Tuesday, August 2, 2011

Pre-Tripping

And so I'm bringing out stuff to take on vacation, counting out t-shirts, trying to learn weather divination to better decide if I should bring a sweater with me our sweater with me. If I bring only warm weather clothes it all but guarantees four days of forty-five degrees and gail force winds, as we have had in the last two years but if I come outfitted to climb K2, it will be ninety and stagnant the whole time. The only answer is to bring too much of everything. I can't be sure that I won't get invited to a last minute wedding, I should bring something dressy just in case.

(who am I kidding? people up there have full on Church weddings outfitted in  L.L Bean  flannel couture and professional grade, heavy duty sandles)

There is also the chance, every day that I might fall into a creek or the lake, or down an embankment - its a lifestyle choice Ive made and I'm comfortable with it,  and if you have to plan to change clothes at least twice a day every day, your available wardrobe needs to reflect that. But if its forty-five and gusty, I'll be doing less (I hope) creek invading and embankment falling. I don't have the wardrobe fir winter invading and falling.

And then there is shoes. I need my sneakers and I should probably think about the creek invading aspect of my lifestyle and just how much I do notlove walking around with wet sneakers, so that means a second pair of sneakers and then there is also the professional grade, heavy duty sandles and the regular duty sandles  - that I probably won't wear but if I don't bring them, I will so need them, as sneakers aren't really cute and not always appropriate and the heavy-duty professional grade sandles can be clunky so that means, lighter weight, cute sneakers as well,but at the same time, its vacation and hang other peoples fashion.

And speaking of vacations. The garden is not coming with me. Bummer, I know, I know, its mean to leave it there unprotected from the squirrels and no doubt producing like a son of a bitch - but the watermelon vines wouldn't fit in the back of the car and the tomato plants are too tall for the drive to see over and you know they would object to seat belts.

Out of sight not out of mind though. I am going to continue to take care of them. The main garden will be fine, the drip hose will drip on without me. The satellite garden on the other hand, this is a problem. I would just say "maybe it will rain, hopefully we'll get a tropical depression" and let it go, and that would be okay, except one of the new melons is there and I am not going to abandon a baby to "maybe it will rain, hopefully we'll get a tropical depression". I have to figure out a way to keep it alive.

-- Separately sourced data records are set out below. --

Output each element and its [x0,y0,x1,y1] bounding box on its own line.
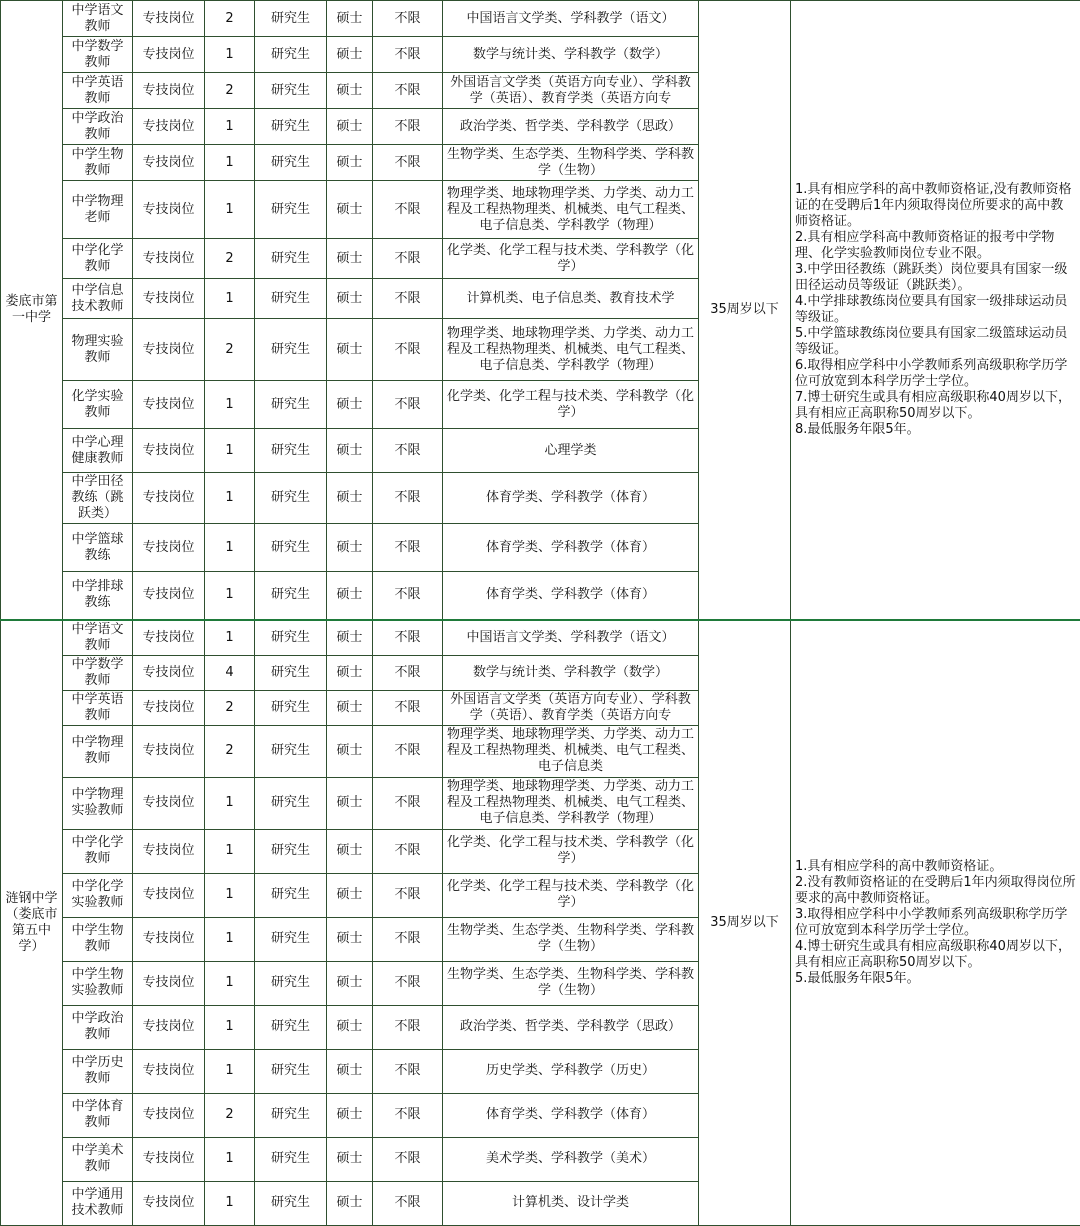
degree-cell: 硕士 [327,239,373,279]
post-type-cell: 专技岗位 [133,690,205,725]
position-cell: 中学心理健康教师 [63,429,133,473]
major-cell: 化学类、化学工程与技术类、学科教学（化学） [443,829,699,873]
education-cell: 研究生 [255,1137,327,1181]
unit-name-cell: 涟钢中学（娄底市第五中学） [1,620,63,1226]
major-cell: 心理学类 [443,429,699,473]
post-type-cell: 专技岗位 [133,319,205,381]
limit-cell: 不限 [373,1181,443,1225]
post-type-cell: 专技岗位 [133,73,205,109]
position-cell: 中学语文教师 [63,620,133,656]
limit-cell: 不限 [373,961,443,1005]
major-cell: 物理学类、地球物理学类、力学类、动力工程及工程热物理类、机械类、电气工程类、电子信息类、学科教学（物理） [443,319,699,381]
education-cell: 研究生 [255,917,327,961]
headcount-cell: 1 [205,829,255,873]
headcount-cell: 2 [205,239,255,279]
position-cell: 物理实验教师 [63,319,133,381]
headcount-cell: 2 [205,690,255,725]
position-cell: 中学田径教练（跳跃类） [63,473,133,524]
education-cell: 研究生 [255,319,327,381]
post-type-cell: 专技岗位 [133,873,205,917]
degree-cell: 硕士 [327,620,373,656]
headcount-cell: 2 [205,1093,255,1137]
requirement-line: 1.具有相应学科的高中教师资格证。 [795,859,1076,875]
headcount-cell: 1 [205,620,255,656]
requirement-line: 5.最低服务年限5年。 [795,971,1076,987]
education-cell: 研究生 [255,381,327,429]
education-cell: 研究生 [255,572,327,620]
major-cell: 生物学类、生态学类、生物科学类、学科教学（生物） [443,917,699,961]
headcount-cell: 2 [205,319,255,381]
position-cell: 中学数学教师 [63,655,133,690]
education-cell: 研究生 [255,181,327,239]
education-cell: 研究生 [255,73,327,109]
requirement-line: 4.博士研究生或具有相应高级职称40周岁以下，具有相应正高职称50周岁以下。 [795,939,1076,971]
major-cell: 化学类、化学工程与技术类、学科教学（化学） [443,873,699,917]
position-cell: 中学篮球教练 [63,524,133,572]
major-cell: 政治学类、哲学类、学科教学（思政） [443,1005,699,1049]
limit-cell: 不限 [373,777,443,829]
post-type-cell: 专技岗位 [133,572,205,620]
major-cell: 数学与统计类、学科教学（数学） [443,655,699,690]
post-type-cell: 专技岗位 [133,917,205,961]
headcount-cell: 1 [205,381,255,429]
headcount-cell: 1 [205,109,255,145]
post-type-cell: 专技岗位 [133,1,205,37]
headcount-cell: 1 [205,1137,255,1181]
degree-cell: 硕士 [327,777,373,829]
major-cell: 体育学类、学科教学（体育） [443,572,699,620]
limit-cell: 不限 [373,73,443,109]
major-cell: 生物学类、生态学类、生物科学类、学科教学（生物） [443,145,699,181]
major-cell: 体育学类、学科教学（体育） [443,524,699,572]
limit-cell: 不限 [373,1093,443,1137]
headcount-cell: 1 [205,1005,255,1049]
post-type-cell: 专技岗位 [133,429,205,473]
degree-cell: 硕士 [327,1,373,37]
education-cell: 研究生 [255,279,327,319]
education-cell: 研究生 [255,429,327,473]
position-cell: 中学物理教师 [63,725,133,777]
headcount-cell: 1 [205,279,255,319]
post-type-cell: 专技岗位 [133,961,205,1005]
education-cell: 研究生 [255,829,327,873]
headcount-cell: 1 [205,873,255,917]
education-cell: 研究生 [255,524,327,572]
education-cell: 研究生 [255,109,327,145]
position-cell: 中学政治教师 [63,1005,133,1049]
limit-cell: 不限 [373,572,443,620]
post-type-cell: 专技岗位 [133,1181,205,1225]
position-cell: 中学物理实验教师 [63,777,133,829]
degree-cell: 硕士 [327,572,373,620]
unit-name-cell: 娄底市第一中学 [1,1,63,620]
requirement-line: 4.中学排球教练岗位要具有国家一级排球运动员等级证。 [795,294,1076,326]
limit-cell: 不限 [373,917,443,961]
limit-cell: 不限 [373,1,443,37]
post-type-cell: 专技岗位 [133,109,205,145]
degree-cell: 硕士 [327,1049,373,1093]
position-cell: 中学美术教师 [63,1137,133,1181]
headcount-cell: 1 [205,777,255,829]
position-cell: 中学历史教师 [63,1049,133,1093]
degree-cell: 硕士 [327,473,373,524]
major-cell: 外国语言文学类（英语方向专业）、学科教学（英语）、教育学类（英语方向专 [443,73,699,109]
position-cell: 中学信息技术教师 [63,279,133,319]
major-cell: 政治学类、哲学类、学科教学（思政） [443,109,699,145]
major-cell: 美术学类、学科教学（美术） [443,1137,699,1181]
headcount-cell: 1 [205,473,255,524]
major-cell: 计算机类、设计学类 [443,1181,699,1225]
position-cell: 中学政治教师 [63,109,133,145]
major-cell: 物理学类、地球物理学类、力学类、动力工程及工程热物理类、机械类、电气工程类、电子信息类、学科教学（物理） [443,777,699,829]
education-cell: 研究生 [255,37,327,73]
position-cell: 中学体育教师 [63,1093,133,1137]
position-cell: 中学化学教师 [63,829,133,873]
limit-cell: 不限 [373,655,443,690]
degree-cell: 硕士 [327,524,373,572]
education-cell: 研究生 [255,473,327,524]
degree-cell: 硕士 [327,1181,373,1225]
limit-cell: 不限 [373,1049,443,1093]
headcount-cell: 1 [205,524,255,572]
headcount-cell: 1 [205,1181,255,1225]
post-type-cell: 专技岗位 [133,1137,205,1181]
post-type-cell: 专技岗位 [133,829,205,873]
limit-cell: 不限 [373,873,443,917]
headcount-cell: 2 [205,725,255,777]
degree-cell: 硕士 [327,1093,373,1137]
requirement-line: 2.具有相应学科高中教师资格证的报考中学物理、化学实验教师岗位专业不限。 [795,230,1076,262]
degree-cell: 硕士 [327,37,373,73]
age-requirement-cell: 35周岁以下 [699,1,791,620]
post-type-cell: 专技岗位 [133,145,205,181]
requirement-line: 6.取得相应学科中小学教师系列高级职称学历学位可放宽到本科学历学士学位。 [795,358,1076,390]
degree-cell: 硕士 [327,690,373,725]
major-cell: 化学类、化学工程与技术类、学科教学（化学） [443,381,699,429]
post-type-cell: 专技岗位 [133,1093,205,1137]
position-cell: 中学数学教师 [63,37,133,73]
education-cell: 研究生 [255,1181,327,1225]
position-cell: 中学生物教师 [63,917,133,961]
major-cell: 历史学类、学科教学（历史） [443,1049,699,1093]
limit-cell: 不限 [373,145,443,181]
post-type-cell: 专技岗位 [133,1005,205,1049]
major-cell: 中国语言文学类、学科教学（语文） [443,1,699,37]
limit-cell: 不限 [373,429,443,473]
position-cell: 中学英语教师 [63,690,133,725]
major-cell: 计算机类、电子信息类、教育技术学 [443,279,699,319]
education-cell: 研究生 [255,1,327,37]
post-type-cell: 专技岗位 [133,725,205,777]
headcount-cell: 1 [205,1049,255,1093]
headcount-cell: 2 [205,73,255,109]
post-type-cell: 专技岗位 [133,279,205,319]
limit-cell: 不限 [373,1005,443,1049]
education-cell: 研究生 [255,873,327,917]
post-type-cell: 专技岗位 [133,777,205,829]
degree-cell: 硕士 [327,873,373,917]
education-cell: 研究生 [255,725,327,777]
position-cell: 中学化学实验教师 [63,873,133,917]
position-cell: 中学化学教师 [63,239,133,279]
post-type-cell: 专技岗位 [133,381,205,429]
requirement-line: 8.最低服务年限5年。 [795,422,1076,438]
position-cell: 化学实验教师 [63,381,133,429]
limit-cell: 不限 [373,239,443,279]
degree-cell: 硕士 [327,829,373,873]
degree-cell: 硕士 [327,1137,373,1181]
degree-cell: 硕士 [327,73,373,109]
limit-cell: 不限 [373,381,443,429]
education-cell: 研究生 [255,961,327,1005]
limit-cell: 不限 [373,37,443,73]
position-cell: 中学物理老师 [63,181,133,239]
education-cell: 研究生 [255,145,327,181]
post-type-cell: 专技岗位 [133,37,205,73]
requirement-line: 2.没有教师资格证的在受聘后1年内须取得岗位所要求的高中教师资格证。 [795,875,1076,907]
education-cell: 研究生 [255,1049,327,1093]
degree-cell: 硕士 [327,381,373,429]
post-type-cell: 专技岗位 [133,181,205,239]
degree-cell: 硕士 [327,279,373,319]
headcount-cell: 1 [205,37,255,73]
position-cell: 中学英语教师 [63,73,133,109]
degree-cell: 硕士 [327,429,373,473]
major-cell: 生物学类、生态学类、生物科学类、学科教学（生物） [443,961,699,1005]
other-requirements-cell [791,620,1080,1226]
headcount-cell: 2 [205,1,255,37]
degree-cell: 硕士 [327,145,373,181]
post-type-cell: 专技岗位 [133,473,205,524]
degree-cell: 硕士 [327,961,373,1005]
degree-cell: 硕士 [327,1005,373,1049]
limit-cell: 不限 [373,524,443,572]
major-cell: 化学类、化学工程与技术类、学科教学（化学） [443,239,699,279]
table-row [1,1,1080,37]
limit-cell: 不限 [373,1137,443,1181]
post-type-cell: 专技岗位 [133,524,205,572]
position-cell: 中学生物实验教师 [63,961,133,1005]
limit-cell: 不限 [373,725,443,777]
major-cell: 物理学类、地球物理学类、力学类、动力工程及工程热物理类、机械类、电气工程类、电子信息类 [443,725,699,777]
headcount-cell: 1 [205,429,255,473]
requirement-line: 5.中学篮球教练岗位要具有国家二级篮球运动员等级证。 [795,326,1076,358]
education-cell: 研究生 [255,655,327,690]
limit-cell: 不限 [373,473,443,524]
degree-cell: 硕士 [327,181,373,239]
limit-cell: 不限 [373,109,443,145]
limit-cell: 不限 [373,690,443,725]
requirement-line: 7.博士研究生或具有相应高级职称40周岁以下，具有相应正高职称50周岁以下。 [795,390,1076,422]
headcount-cell: 1 [205,145,255,181]
education-cell: 研究生 [255,620,327,656]
education-cell: 研究生 [255,1093,327,1137]
position-cell: 中学排球教练 [63,572,133,620]
other-requirements-cell [791,1,1080,620]
headcount-cell: 1 [205,181,255,239]
requirement-line: 1.具有相应学科的高中教师资格证,没有教师资格证的在受聘后1年内须取得岗位所要求的高中教师资格证。 [795,182,1076,230]
post-type-cell: 专技岗位 [133,239,205,279]
major-cell: 外国语言文学类（英语方向专业）、学科教学（英语）、教育学类（英语方向专 [443,690,699,725]
limit-cell: 不限 [373,279,443,319]
major-cell: 体育学类、学科教学（体育） [443,473,699,524]
requirement-line: 3.中学田径教练（跳跃类）岗位要具有国家一级田径运动员等级证（跳跃类）。 [795,262,1076,294]
degree-cell: 硕士 [327,655,373,690]
position-cell: 中学生物教师 [63,145,133,181]
headcount-cell: 4 [205,655,255,690]
headcount-cell: 1 [205,917,255,961]
post-type-cell: 专技岗位 [133,620,205,656]
major-cell: 中国语言文学类、学科教学（语文） [443,620,699,656]
age-requirement-cell: 35周岁以下 [699,620,791,1226]
major-cell: 数学与统计类、学科教学（数学） [443,37,699,73]
headcount-cell: 1 [205,572,255,620]
degree-cell: 硕士 [327,109,373,145]
limit-cell: 不限 [373,829,443,873]
headcount-cell: 1 [205,961,255,1005]
table-body [1,1,1080,1226]
table-row [1,620,1080,656]
limit-cell: 不限 [373,620,443,656]
degree-cell: 硕士 [327,319,373,381]
limit-cell: 不限 [373,181,443,239]
major-cell: 物理学类、地球物理学类、力学类、动力工程及工程热物理类、机械类、电气工程类、电子信息类、学科教学（物理） [443,181,699,239]
degree-cell: 硕士 [327,725,373,777]
position-cell: 中学语文教师 [63,1,133,37]
requirement-line: 3.取得相应学科中小学教师系列高级职称学历学位可放宽到本科学历学士学位。 [795,907,1076,939]
education-cell: 研究生 [255,239,327,279]
post-type-cell: 专技岗位 [133,655,205,690]
degree-cell: 硕士 [327,917,373,961]
education-cell: 研究生 [255,690,327,725]
limit-cell: 不限 [373,319,443,381]
education-cell: 研究生 [255,777,327,829]
position-cell: 中学通用技术教师 [63,1181,133,1225]
education-cell: 研究生 [255,1005,327,1049]
post-type-cell: 专技岗位 [133,1049,205,1093]
major-cell: 体育学类、学科教学（体育） [443,1093,699,1137]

My first thought was to splurge on a duel timer - because I thought they had such things. They might have last May but here in the depths of August - when we actually need to water our plants, they aren't on the shelves. Its the "duel" part that is a problem, one hose is no problem, and I all ready have one, I would like to water two areas at  two different times - it can't be that hard a problem and yet it is.

My  first idea was to just get a splitter and put one timer on one and one timer on the other - a great idea in theory but splitters aren't all that wide and timers are. I would have to buy more hoses and the more things you have Frankenstein-ed together, the more opportunity for leaks and I hate leaks. I like elegant and elegant means A) tidy B) less-is-more and C) not leaking . Leaking is untidy and umteen hoses is more.

I started to think about the front. The idea is as follows : use the front water, add a timer, and run hose or hose - i  from the front to the back behind the shed to culminate with a sprinkler that will water both the melons and the beans. I have a spigot looking for work, and where there is a spigot there is somewhere to plug in a timer. I have a timer all ready in storage and there is a  existing hose. I think what the plan is going to be is that I use the old timer, I have to find out if it still works after sitting in the basement for a year, but if it doesn't, a replacement wouldn't hurt my bottom line all that much and I know all ready the project would need at least one more hose - First I need to measure though and find out just how much hose I'm going to need ( the lack of an elegant design comes into play here), I'm pretty sure my existing hose isn't a super long variety and I'll need to do this before the Wally World Christmas fairies pull their  garden hoses off the shelf and replace them with garland and Christmas lights.